NELIGH — Continue to fight the good fight.
That’s the message landowners affected by the proposed Keystone XL project heard Wednesday evening from members of Bold Nebraska, NEAT (Nebraska Easement Action Team) and the Nebraska Farmers Union.
Updates were presented to about 50 area residents at a “pipeline fighter” meeting here as opponents worked to capitalize on a resolution passed by the Holt County Board of Supervisors in April that bars tar sands and crude oil pipelines in the county.
It remains unclear, however, if such a resolution actually can prevent a federal project — like the pipeline if it is approved — from moving forward.
At Wednesday’s meeting, pipeline foes suggested landowners along the proposed route meet with local planning and zoning commissions and county supervisors, urging passage of a similar resolution.
Holt County passed zoning regulations in 2011 regarding pipeline placement. The April resolution echoed concerns voiced by Holt County residents, said Jane Kleeb, executive director of Bold Nebraska.
“It was a citizen-led effort,” Kleeb said.
Jeanne Crumly of Page said educating Holt County residents was instrumental to the resolution being brought to the table.
“It took about two months to raise awareness among citizens,” Crumly said. “Then, over 170 people showed up for the zoning meeting.“
Residents in other counties took notice.
Kleeb said York County landowners have asked their elected officials to review zoning laws.
“Now, York County is rewriting a comprehensive zoning plan and a series of public hearings are taking place,” Kleeb said.
She said the legal precedent for zoning regulations was established in a 2010 Congressional Research Service (CRS) report. The CRS reported that state governments, not the federal government, are responsible for laws regarding pipeline siting, and county governments may add additional regulations.
“The findings are clear,” Kleeb said. “Counties can add regulations or TransCanada (the company seeking to build and operate the pipeline) wouldn’t be as upset as they are.”
It is unclear when the U.S. State Department — which has authority to determine whether TransCanada’s application for a construction permit will be approved — will release the final Environmental Impact Study (EIS).
Kleeb said that, originally, a final study was to be issued in late June or early July, but several factors have slowed the process.
In May, the EPA criticized the State Department study, urging a closer look at the effects of potential spills, in addition to greenhouse gas emissions rates.

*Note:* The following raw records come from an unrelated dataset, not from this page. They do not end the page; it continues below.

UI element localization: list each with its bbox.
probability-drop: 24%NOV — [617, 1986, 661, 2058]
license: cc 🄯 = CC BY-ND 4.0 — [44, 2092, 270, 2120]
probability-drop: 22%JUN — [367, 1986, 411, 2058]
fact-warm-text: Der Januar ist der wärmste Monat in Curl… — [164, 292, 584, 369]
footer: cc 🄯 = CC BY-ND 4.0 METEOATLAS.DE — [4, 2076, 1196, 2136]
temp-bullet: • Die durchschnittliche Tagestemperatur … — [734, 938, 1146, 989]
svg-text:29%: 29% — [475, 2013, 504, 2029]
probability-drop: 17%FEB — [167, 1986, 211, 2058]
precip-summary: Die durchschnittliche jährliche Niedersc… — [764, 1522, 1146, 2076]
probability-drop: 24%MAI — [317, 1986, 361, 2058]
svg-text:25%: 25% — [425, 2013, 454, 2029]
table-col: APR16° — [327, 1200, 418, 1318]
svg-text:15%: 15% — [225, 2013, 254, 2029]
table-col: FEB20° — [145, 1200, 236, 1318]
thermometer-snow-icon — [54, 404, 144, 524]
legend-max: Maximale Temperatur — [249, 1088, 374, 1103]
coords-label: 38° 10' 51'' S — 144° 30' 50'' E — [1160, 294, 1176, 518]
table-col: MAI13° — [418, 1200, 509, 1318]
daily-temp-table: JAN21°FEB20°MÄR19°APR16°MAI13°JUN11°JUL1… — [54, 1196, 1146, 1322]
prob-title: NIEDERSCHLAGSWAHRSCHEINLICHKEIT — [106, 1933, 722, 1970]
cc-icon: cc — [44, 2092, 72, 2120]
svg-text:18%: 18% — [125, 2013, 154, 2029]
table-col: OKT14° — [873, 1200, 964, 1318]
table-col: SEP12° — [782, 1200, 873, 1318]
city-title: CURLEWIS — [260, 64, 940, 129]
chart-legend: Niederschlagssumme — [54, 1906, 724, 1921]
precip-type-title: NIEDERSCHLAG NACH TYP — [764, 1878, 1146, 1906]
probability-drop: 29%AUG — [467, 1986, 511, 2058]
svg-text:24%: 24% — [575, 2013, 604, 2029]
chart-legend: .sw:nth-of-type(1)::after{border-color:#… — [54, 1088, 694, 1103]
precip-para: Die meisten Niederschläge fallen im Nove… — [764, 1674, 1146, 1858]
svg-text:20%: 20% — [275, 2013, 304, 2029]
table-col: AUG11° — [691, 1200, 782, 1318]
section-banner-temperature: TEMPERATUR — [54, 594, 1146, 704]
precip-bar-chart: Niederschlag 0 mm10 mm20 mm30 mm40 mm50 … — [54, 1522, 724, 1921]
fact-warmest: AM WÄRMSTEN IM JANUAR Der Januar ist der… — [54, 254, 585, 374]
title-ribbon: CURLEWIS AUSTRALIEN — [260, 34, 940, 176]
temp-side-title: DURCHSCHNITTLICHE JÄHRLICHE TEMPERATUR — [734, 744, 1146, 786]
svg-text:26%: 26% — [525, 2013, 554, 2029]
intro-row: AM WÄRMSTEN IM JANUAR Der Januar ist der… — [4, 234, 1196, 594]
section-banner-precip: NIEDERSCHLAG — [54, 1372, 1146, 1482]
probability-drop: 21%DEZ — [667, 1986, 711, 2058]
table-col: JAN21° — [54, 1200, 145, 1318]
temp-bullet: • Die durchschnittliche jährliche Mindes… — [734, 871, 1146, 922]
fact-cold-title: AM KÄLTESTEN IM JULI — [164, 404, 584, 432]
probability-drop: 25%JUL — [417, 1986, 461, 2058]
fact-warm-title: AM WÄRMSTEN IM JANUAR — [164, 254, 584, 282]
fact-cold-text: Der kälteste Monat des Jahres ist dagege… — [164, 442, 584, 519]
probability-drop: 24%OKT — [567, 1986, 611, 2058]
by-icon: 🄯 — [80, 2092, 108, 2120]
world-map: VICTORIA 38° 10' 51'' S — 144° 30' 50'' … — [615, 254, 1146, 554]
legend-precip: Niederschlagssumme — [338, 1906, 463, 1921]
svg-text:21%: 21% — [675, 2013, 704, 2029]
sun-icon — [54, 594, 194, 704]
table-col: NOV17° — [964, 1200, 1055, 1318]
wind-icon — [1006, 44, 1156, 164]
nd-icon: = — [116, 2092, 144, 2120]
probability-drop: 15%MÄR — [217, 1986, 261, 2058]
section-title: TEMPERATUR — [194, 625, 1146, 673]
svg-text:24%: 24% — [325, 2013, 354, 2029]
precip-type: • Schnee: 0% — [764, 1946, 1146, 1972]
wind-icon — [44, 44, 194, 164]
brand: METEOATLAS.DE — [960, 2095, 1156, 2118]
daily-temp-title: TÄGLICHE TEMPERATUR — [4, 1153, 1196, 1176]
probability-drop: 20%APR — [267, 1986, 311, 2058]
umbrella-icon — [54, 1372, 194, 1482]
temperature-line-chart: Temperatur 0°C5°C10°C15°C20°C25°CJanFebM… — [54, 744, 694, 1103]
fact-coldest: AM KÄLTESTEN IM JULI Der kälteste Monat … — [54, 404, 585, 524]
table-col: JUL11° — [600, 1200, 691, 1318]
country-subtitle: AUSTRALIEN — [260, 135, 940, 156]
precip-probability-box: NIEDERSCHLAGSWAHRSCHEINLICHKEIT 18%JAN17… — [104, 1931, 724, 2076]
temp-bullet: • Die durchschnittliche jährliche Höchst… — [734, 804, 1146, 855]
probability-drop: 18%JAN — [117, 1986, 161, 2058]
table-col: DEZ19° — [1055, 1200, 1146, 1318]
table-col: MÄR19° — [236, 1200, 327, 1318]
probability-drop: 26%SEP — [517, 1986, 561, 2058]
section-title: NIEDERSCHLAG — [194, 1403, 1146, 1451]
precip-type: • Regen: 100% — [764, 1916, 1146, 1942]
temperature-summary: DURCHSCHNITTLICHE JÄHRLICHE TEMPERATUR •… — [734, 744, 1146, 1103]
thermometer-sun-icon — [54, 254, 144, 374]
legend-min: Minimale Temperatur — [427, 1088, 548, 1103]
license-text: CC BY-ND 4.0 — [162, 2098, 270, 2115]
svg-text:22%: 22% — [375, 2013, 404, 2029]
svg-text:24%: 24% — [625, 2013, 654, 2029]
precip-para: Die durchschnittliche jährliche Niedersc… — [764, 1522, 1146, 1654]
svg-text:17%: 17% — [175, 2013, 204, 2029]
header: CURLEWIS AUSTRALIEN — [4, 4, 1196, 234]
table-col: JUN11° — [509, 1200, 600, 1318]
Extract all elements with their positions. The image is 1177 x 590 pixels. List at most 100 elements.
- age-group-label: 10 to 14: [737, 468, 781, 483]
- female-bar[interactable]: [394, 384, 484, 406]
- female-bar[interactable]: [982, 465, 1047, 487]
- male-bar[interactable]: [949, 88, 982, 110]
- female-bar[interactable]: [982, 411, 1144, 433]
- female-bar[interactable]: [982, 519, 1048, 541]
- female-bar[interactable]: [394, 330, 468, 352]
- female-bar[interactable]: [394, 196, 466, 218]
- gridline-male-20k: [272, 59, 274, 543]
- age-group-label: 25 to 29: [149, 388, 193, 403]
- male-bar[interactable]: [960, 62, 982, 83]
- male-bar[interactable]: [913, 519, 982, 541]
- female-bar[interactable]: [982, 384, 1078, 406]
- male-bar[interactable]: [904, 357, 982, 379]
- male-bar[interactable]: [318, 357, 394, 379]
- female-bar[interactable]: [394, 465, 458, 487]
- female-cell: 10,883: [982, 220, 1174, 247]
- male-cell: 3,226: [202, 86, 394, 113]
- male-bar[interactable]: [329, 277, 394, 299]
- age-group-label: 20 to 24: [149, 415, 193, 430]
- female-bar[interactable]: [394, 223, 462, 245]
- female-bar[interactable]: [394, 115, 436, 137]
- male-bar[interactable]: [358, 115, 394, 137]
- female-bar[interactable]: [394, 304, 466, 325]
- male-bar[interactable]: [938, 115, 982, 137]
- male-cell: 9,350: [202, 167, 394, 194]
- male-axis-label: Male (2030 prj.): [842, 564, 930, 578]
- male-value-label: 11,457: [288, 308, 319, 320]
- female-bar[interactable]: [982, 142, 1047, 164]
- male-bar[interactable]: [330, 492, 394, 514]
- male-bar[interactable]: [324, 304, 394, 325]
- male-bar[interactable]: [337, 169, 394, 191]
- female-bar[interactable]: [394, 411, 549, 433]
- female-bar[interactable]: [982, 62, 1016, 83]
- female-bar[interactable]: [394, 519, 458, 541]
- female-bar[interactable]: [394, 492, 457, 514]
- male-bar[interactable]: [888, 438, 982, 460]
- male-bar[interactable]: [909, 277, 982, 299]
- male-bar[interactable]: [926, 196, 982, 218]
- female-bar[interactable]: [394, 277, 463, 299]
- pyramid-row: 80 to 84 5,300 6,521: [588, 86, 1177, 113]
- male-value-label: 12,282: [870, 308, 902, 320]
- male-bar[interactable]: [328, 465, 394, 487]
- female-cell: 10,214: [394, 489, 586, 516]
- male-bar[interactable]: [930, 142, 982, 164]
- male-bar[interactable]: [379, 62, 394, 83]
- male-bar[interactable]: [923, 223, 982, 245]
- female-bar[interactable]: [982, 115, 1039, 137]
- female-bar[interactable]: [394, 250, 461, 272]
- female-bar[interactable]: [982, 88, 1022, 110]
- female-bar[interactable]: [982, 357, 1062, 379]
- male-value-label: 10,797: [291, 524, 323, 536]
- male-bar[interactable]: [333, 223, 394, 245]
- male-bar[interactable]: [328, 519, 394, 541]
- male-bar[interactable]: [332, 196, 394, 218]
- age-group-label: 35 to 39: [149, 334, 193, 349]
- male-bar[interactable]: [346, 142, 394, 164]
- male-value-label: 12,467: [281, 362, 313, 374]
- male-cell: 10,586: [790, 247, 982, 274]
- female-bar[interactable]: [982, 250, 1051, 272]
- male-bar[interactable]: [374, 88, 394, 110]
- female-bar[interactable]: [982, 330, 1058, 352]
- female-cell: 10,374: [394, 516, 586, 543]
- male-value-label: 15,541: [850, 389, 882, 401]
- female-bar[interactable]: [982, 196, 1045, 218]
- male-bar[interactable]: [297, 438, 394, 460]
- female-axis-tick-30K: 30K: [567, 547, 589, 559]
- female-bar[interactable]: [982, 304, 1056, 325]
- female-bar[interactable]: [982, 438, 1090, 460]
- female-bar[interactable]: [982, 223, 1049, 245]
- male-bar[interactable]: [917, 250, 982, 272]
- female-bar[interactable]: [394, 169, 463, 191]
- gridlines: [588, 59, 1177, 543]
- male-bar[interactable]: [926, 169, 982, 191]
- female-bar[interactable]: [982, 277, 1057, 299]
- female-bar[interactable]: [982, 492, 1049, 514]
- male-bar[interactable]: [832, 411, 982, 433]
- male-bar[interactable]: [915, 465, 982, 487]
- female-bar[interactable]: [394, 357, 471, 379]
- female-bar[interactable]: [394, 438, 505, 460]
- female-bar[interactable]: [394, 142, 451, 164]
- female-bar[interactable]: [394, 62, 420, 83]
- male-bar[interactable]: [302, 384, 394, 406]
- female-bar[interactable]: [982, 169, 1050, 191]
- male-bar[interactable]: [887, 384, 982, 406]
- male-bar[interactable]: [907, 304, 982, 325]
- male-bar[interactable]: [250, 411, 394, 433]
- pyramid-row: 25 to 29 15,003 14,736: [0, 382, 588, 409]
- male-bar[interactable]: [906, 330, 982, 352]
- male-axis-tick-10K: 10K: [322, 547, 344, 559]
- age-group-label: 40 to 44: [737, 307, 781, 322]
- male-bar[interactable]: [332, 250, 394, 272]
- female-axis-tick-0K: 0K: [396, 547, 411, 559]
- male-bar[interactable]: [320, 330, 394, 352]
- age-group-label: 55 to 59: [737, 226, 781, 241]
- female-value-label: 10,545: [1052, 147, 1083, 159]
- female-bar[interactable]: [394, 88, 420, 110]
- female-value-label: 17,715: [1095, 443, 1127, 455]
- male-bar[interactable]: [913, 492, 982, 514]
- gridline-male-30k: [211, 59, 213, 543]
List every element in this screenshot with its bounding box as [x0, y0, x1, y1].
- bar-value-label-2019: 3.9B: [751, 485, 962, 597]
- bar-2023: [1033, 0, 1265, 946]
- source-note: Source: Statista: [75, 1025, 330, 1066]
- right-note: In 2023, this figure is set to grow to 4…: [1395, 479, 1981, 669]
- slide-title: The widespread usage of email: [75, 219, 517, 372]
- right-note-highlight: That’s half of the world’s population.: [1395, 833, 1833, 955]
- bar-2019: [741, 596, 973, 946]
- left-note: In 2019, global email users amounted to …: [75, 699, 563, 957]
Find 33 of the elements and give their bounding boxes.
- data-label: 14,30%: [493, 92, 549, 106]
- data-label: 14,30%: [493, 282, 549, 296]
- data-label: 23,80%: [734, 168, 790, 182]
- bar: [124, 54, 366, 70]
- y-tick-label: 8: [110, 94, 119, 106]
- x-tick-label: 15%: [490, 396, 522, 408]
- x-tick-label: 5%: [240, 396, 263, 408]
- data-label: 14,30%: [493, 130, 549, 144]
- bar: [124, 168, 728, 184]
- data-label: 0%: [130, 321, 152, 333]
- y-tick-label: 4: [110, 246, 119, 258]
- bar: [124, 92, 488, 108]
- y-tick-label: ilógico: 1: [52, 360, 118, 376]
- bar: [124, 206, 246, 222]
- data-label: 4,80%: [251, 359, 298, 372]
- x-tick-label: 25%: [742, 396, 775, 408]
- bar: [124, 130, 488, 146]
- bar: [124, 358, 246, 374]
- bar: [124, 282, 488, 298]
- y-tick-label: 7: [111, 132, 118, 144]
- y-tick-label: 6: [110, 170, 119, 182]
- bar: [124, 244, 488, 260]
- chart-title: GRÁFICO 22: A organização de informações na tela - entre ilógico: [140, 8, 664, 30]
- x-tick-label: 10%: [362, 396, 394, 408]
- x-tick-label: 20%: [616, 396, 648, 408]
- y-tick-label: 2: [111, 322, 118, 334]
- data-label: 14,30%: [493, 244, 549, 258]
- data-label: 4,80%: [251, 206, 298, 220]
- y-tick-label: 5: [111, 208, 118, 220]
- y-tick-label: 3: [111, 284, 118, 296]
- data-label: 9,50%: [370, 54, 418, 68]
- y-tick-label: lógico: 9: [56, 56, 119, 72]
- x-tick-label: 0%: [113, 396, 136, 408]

The State Department also is conducting an internal investigation about a contractor hired to conduct the EIS due to a possible conflict of interest with TransCanada.
If the final EIS is released in the fall, a national interest determination study will follow, including another comment period.
Kleeb said she believes three concerns still need to be addressed before a final decision is reached: the proposed route crosses the Sandhills, no risk analysis to the aquifer or rivers along the route was conducted, and an economic risk analysis was not included.
Neligh resident Don Meadows expressed disappointment with the drawn-out process.
“We give public information and input, but we never receive information back,” Meadows said.
From a citizen’s perspective, it’s frustrating, Kleeb agreed.
“We ask and get nothing,” she said. “It’s like radio silence.”
Until a potential final study is released this fall, Kleeb said Nebraskans will have the opportunity to build a clean energy future.
This summer, Bold Nebraska, the Sierra Club, 350.org, and Nebraska Farmers Union will kick off a “Build Our Energy” project implementing wind and solar energy.
Kleeb said two barn structures will be built along the route — one in the Sandhills; one near York and Polk Counties — utilizing solar panels and a wind turbine and intended as community gathering spots.
“We need our own power and it needs to be a diversified energy portfolio,” Kleeb said.
In the last three months, Kleeb said, she has seen a shift in perspective about approving the project. She said the amount of underground oil in Montana and North Dakota is a factor. The recent spill in Mayflower, Ark., also has drawn attention.
And, landowner resistance is making an impact with lawmakers.
“We would not be in this fight with TransCanada on the national level without landowner support,” Kleeb said.